"Wreck-It Ralph" has quickly gone from Oscar dark horse to front runner since the nominations: an acknowledgment that it not only thwarts our expectations of what a Disney movie should be but also that it's much more than a nostalgic video game romp. Indeed, it has struck an emotional chord in the unlikely friendship between its principal outsiders, the hulking Ralph (John C. Reilly) and the snarky Vanellope (Sarah Silverman). And if "Ralph" wins the Oscar, it would signal that Disney's not only back but that John Lasseter and Ed Catmull have also successfully co-mingled two distinct cultures at Pixar and Disney.

"What I hear a lot is people saying, ''Ralph' is like Pixar film,' which is the highest compliment," admits "Ralph" director Rich Moore about his first experience at Disney after a successful career on TV's "The Simpsons" and "Futurama."

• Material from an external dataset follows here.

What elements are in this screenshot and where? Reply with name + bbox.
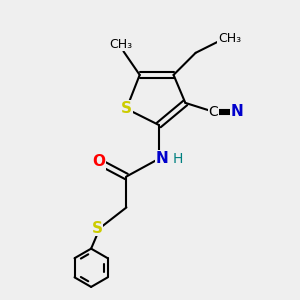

"We're sibling studios, we work closely together and the two cultures are crossing the streams at this point and exploring what makes each other unique but still being true to the studio from which it comes. And coming to Disney means a lot to me. Personally, it was a Disney film, 'The Jungle Book,' that lit the fire and pushed me to where I am today."

But coming to Disney as an outsider gave Moore the opportunity to both embrace and subvert the animation legacy. It wasn't enough that "Ralph" was like making three movies in one with its three retro video game worlds (the 8-bit "Niceland," the "Halo"-like "Hero's Duty," and the candy-coated "Sugar Rush"), Moore had to pull it all together with Ralph and Vanellope.

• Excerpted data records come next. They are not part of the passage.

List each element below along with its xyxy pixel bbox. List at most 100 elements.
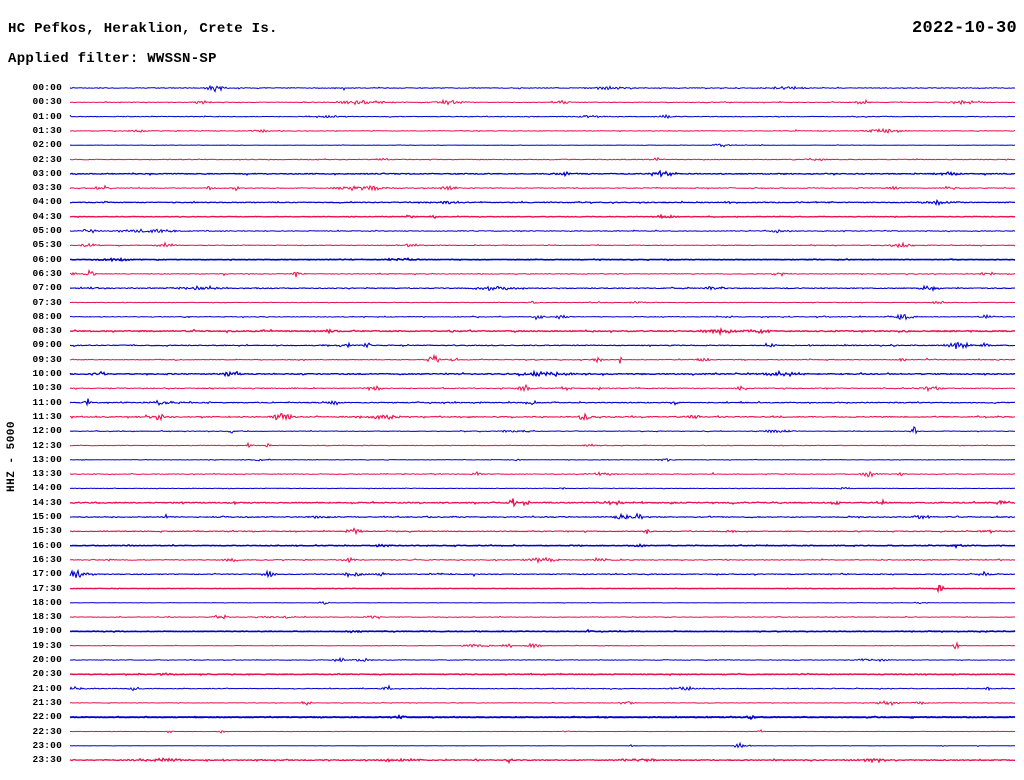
trace-row-1600	[69, 543, 1016, 549]
trace-row-0000	[69, 84, 1016, 93]
time-label-0900: 09:00	[32, 339, 62, 351]
time-label-1100: 11:00	[32, 396, 62, 408]
trace-row-1830	[69, 614, 1016, 620]
trace-row-2330	[69, 757, 1015, 765]
trace-row-1030	[69, 383, 1016, 393]
trace-row-0730	[70, 300, 1016, 305]
time-label-0630: 06:30	[32, 267, 62, 279]
trace-row-1300	[69, 458, 1016, 462]
trace-row-0030	[70, 98, 1016, 106]
trace-row-1230	[69, 441, 1016, 449]
trace-row-2300	[69, 741, 1016, 749]
time-label-2200: 22:00	[32, 711, 62, 723]
time-label-2030: 20:30	[32, 668, 62, 680]
trace-row-0930	[69, 353, 1016, 364]
time-label-1830: 18:30	[32, 611, 62, 623]
trace-row-1800	[70, 600, 1016, 605]
time-label-0300: 03:00	[32, 167, 62, 179]
time-label-2100: 21:00	[32, 682, 62, 694]
trace-row-0430	[69, 213, 1016, 220]
trace-row-1530	[69, 527, 1016, 536]
trace-row-0600	[69, 257, 1015, 263]
time-label-0600: 06:00	[32, 253, 62, 265]
time-label-2300: 23:00	[32, 739, 62, 751]
time-label-1900: 19:00	[32, 625, 62, 637]
trace-row-1630	[69, 556, 1016, 565]
trace-row-0530	[69, 241, 1016, 249]
time-label-2330: 23:30	[32, 754, 62, 766]
trace-row-2000	[70, 656, 1016, 663]
time-label-0130: 01:30	[32, 124, 62, 136]
time-label-1530: 15:30	[32, 525, 62, 537]
trace-row-0130	[70, 127, 1016, 134]
trace-row-1000	[69, 369, 1016, 378]
trace-row-1500	[70, 512, 1016, 520]
time-label-1630: 16:30	[32, 553, 62, 565]
trace-row-1900	[70, 628, 1016, 634]
trace-row-0200	[69, 143, 1016, 148]
trace-row-1930	[69, 640, 1016, 650]
time-label-0530: 05:30	[32, 239, 62, 251]
time-label-1200: 12:00	[32, 425, 62, 437]
time-label-1330: 13:30	[32, 468, 62, 480]
time-label-1730: 17:30	[32, 582, 62, 594]
trace-row-2030	[69, 672, 1016, 677]
time-label-1400: 14:00	[32, 482, 62, 494]
time-label-0200: 02:00	[32, 139, 62, 151]
trace-row-0700	[69, 284, 1016, 293]
trace-row-1100	[69, 398, 1016, 407]
trace-row-2200	[69, 714, 1016, 721]
trace-row-1430	[69, 498, 1016, 508]
time-label-1930: 19:30	[32, 639, 62, 651]
trace-row-2100	[69, 684, 1016, 692]
trace-row-1330	[70, 470, 1015, 478]
time-label-1030: 10:30	[32, 382, 62, 394]
trace-row-1130	[69, 412, 1016, 422]
trace-row-1200	[69, 426, 1015, 435]
trace-row-0400	[69, 199, 1016, 207]
time-label-0800: 08:00	[32, 310, 62, 322]
time-label-0830: 08:30	[32, 325, 62, 337]
time-label-1130: 11:30	[32, 410, 62, 422]
time-label-2000: 20:00	[32, 654, 62, 665]
trace-row-2230	[70, 729, 1016, 734]
time-label-1800: 18:00	[32, 596, 62, 608]
time-label-0730: 07:30	[32, 296, 62, 308]
time-label-1700: 17:00	[32, 568, 62, 580]
record-date: 2022-10-30	[911, 19, 1017, 38]
time-label-1230: 12:30	[32, 439, 62, 451]
time-label-1500: 15:00	[32, 511, 62, 522]
trace-row-1400	[69, 486, 1015, 490]
trace-row-1700	[69, 568, 1016, 579]
trace-row-0300	[69, 169, 1016, 178]
time-label-0500: 05:00	[32, 225, 62, 236]
time-label-2230: 22:30	[32, 725, 62, 737]
time-label-2130: 21:30	[32, 696, 62, 708]
time-label-0930: 09:30	[32, 353, 62, 365]
time-label-0430: 04:30	[32, 210, 62, 222]
trace-row-0100	[69, 113, 1016, 119]
time-label-0700: 07:00	[32, 282, 62, 294]
trace-row-0230	[69, 156, 1016, 162]
time-label-0230: 02:30	[32, 153, 62, 165]
time-label-0330: 03:30	[32, 182, 62, 194]
trace-row-0330	[69, 184, 1016, 192]
trace-row-0830	[69, 327, 1016, 337]
time-label-0100: 01:00	[32, 110, 62, 122]
trace-row-0800	[70, 313, 1016, 321]
trace-row-0500	[69, 228, 1016, 234]
station-title: HC Pefkos, Heraklion, Crete Is.	[8, 21, 278, 37]
time-label-1300: 13:00	[32, 453, 62, 465]
trace-row-0900	[69, 341, 1015, 350]
time-label-0030: 00:30	[32, 96, 62, 108]
trace-row-0630	[69, 268, 1016, 278]
time-label-0400: 04:00	[32, 196, 62, 208]
time-label-1600: 16:00	[32, 539, 62, 551]
trace-row-1730	[69, 584, 1016, 594]
time-label-0000: 00:00	[32, 82, 62, 93]
trace-row-2130	[69, 700, 1015, 707]
time-label-1000: 10:00	[32, 368, 62, 379]
filter-label: Applied filter: WWSSN-SP	[8, 51, 217, 67]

"My experience with 'The Simpsons' is that if you're going to be subversive you have to be heartfelt," Moore suggests. "It has to feel humane and that's what I wanted with this movie. And my job as a director has always been the same: to tell a story worth telling in a world we believe with characters we love and care about."

Of the three video game worlds, "Sugar Rush" proved the most fun and daunting and most Disney-like in its charm and whimsy, a tasty place where there are plenty of visual puns but it's not all Laughy Taffy thrills.

"This was the area where the animators could go all out with the style of the animation that harkens back to the Disney of the golden age with 'Peter Pan' and 'Alice in Wonderland,'" Moore recalls. "And with the technology we continued with the success of 'Tangled' by taking the spirit of the 2D animation and bringing it into the medium of computer animation in a way that feels new and relevant."